Artists thrive on entropy. Brush strokes of paint are not calculated and perfected to the molecule. Colors are mixed and remixed without precise instrumental measurements, and paint is layered emotionally and without dependency on external calculations or instruments. By the time the subject passes through the eyes of the artist and is slowly laid to a canvas, the representation is unique and original. Unless a projector[8] is involved, or the artist has some superhuman ability, the work will certainly deviate from the subject in form and substance. A talented artist captures the subject to match the expressive goal, rather than simply making a verbatim copy.

Generating Simple Artistic Forms

My first use of computers, in 1985 at Harris Hill Elementary school, was for generating art. I used the Logo programming language, and naively generated some interesting forms. Indeed, I still have a dot-matrix printout of one of my first generated works. I was seven years old, and I gave it a cool tech sounding title:

A Logo Generated abstract, greyscale dot-matrix printout
C.P.U.” - dot-matrix print - © 1985 Max Irwin

Generative Art is as popular as ever. Countless artists[9], including myself[10], are creating works today, many available to see on the internet, and many interactive. Traditionally shown in galleries through prints and media installations, the explosion of interactive generative art through the web happened mostly via Java Applets in the 1990’s, then Flash in the early to late 2000’s, and now primarily through JavaScript via Canvas, WebGL, and SVG. Creating a work of Generative Art today is as easy as it was for me when I was only seven, and now it can be instantaneously shared with the entire world. Just as a child with paints and paper can create a painting, so can a child produce generative art with a computer.

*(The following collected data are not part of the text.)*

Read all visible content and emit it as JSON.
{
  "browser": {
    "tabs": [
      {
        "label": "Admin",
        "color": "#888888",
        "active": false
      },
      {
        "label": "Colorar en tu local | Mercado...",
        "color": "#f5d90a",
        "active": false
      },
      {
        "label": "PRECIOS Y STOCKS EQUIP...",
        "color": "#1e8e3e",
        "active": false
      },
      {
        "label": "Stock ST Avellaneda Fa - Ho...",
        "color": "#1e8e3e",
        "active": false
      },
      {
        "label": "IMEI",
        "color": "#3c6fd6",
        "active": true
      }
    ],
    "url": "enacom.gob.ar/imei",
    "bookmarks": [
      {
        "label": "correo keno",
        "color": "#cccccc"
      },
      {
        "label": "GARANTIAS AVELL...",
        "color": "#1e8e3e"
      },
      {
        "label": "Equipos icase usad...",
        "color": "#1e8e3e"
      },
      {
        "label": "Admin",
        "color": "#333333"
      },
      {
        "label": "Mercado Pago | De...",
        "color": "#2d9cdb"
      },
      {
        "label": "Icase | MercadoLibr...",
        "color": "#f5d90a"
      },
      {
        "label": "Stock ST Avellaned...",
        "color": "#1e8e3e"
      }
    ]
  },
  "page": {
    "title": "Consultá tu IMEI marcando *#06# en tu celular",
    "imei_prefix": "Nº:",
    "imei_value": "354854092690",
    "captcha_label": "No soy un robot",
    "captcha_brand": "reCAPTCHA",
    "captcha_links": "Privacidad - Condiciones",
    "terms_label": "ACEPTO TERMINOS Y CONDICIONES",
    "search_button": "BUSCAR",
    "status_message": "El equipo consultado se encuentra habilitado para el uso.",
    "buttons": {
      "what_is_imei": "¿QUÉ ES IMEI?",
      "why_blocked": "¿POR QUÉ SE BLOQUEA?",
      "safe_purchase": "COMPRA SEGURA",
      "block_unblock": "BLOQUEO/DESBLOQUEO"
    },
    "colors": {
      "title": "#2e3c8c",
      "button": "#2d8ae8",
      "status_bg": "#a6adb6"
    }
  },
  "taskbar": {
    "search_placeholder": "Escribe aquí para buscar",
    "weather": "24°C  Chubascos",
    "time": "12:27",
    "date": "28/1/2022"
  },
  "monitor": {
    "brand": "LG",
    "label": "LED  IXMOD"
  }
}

I focus on this distinction, that Generative Art and Artificial Expression have similarities, but are fundamentally different. While Generative Art, even the interactive kind, is a revelation, it does not nearly approach the complexity or necessary ingenuity required for Artificial Expression. The reasoning here is that a great deal of Generative Art is abstract and, lacking subject matter, is not prone to the pitfalls of representation of a subject in an original form. Wikipedia cites “Ten Questions Concerning Generative Computer Art” [11], but a formal distinction must be made between generative art and artificial expression. Indeed, spewing out random pieces of poetic looking rhyming pentameter is not considered artificial intelligence, and algorithmic abstract shapes should not be considered artificial expression.

A Thousand Words

If I ask a person to “draw a cute fox”, that might be enough information the person needs to draw a fox that most people would consider cute (artistic talent notwithstanding). This is due to several factors, including but not limited to our experience with the natural world, and our perception of contextual emotion. “Cute” is loaded with a vast history of experience, not only just a life’s worth, but generations of evolutionary instinct that allow us to subconsciously tell the difference between a cute fox and a ferocious fox.

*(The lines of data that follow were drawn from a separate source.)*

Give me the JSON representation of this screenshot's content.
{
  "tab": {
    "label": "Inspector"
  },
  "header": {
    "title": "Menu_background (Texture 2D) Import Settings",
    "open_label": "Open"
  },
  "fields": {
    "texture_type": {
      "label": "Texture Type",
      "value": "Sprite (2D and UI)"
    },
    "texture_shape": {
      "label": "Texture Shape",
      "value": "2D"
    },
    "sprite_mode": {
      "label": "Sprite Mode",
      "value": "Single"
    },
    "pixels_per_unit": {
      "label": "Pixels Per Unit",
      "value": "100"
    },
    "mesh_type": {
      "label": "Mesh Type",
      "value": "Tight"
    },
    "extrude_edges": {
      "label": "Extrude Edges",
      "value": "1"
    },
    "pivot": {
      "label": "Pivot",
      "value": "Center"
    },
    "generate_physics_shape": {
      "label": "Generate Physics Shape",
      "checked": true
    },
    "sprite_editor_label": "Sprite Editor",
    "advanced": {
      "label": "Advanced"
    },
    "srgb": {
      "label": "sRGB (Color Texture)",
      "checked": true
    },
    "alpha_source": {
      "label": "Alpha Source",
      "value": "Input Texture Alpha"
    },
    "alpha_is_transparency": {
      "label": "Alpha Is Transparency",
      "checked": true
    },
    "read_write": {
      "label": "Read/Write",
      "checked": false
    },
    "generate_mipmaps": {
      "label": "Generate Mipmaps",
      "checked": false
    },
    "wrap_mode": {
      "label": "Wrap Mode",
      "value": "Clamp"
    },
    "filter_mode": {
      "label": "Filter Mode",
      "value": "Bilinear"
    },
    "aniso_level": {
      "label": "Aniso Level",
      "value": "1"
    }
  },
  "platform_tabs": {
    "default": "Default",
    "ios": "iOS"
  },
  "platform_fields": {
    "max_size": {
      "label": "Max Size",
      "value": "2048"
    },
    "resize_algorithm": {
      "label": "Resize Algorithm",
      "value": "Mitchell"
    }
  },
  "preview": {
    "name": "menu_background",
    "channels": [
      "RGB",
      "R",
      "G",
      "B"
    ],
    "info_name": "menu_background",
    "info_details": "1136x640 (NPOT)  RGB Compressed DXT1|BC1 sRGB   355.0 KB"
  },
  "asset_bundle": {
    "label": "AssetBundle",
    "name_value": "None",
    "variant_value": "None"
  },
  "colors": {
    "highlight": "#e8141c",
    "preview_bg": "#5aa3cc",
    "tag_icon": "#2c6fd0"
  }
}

The cliché “A picture is worth a thousand words” is very apt when it comes to artificially expressing a textual description as art. To ask software to draw a cute fox is an insurmountable request. We would first need to somehow grant the software with not only the corpus of all of human experience and instinct related to foxes, but also the anatomy of a fox and its context in times of different emotions. Shortcuts may be taken, as most people capable of drawing a cute fox do not have a complete understanding of the fox anatomy, but they still know that visible teeth probably won’t fit in the picture.

Recognizing Artificial Expression

For Artificial Intelligence, the Turing Test is noted as a primary milestone for computational linguistics. Once a person is able to have a meaningful conversation with a program, and not be able to distinguish its software-companion’s dialog from that of a fellow human, we will have reached the first stage of a breakthrough in AI.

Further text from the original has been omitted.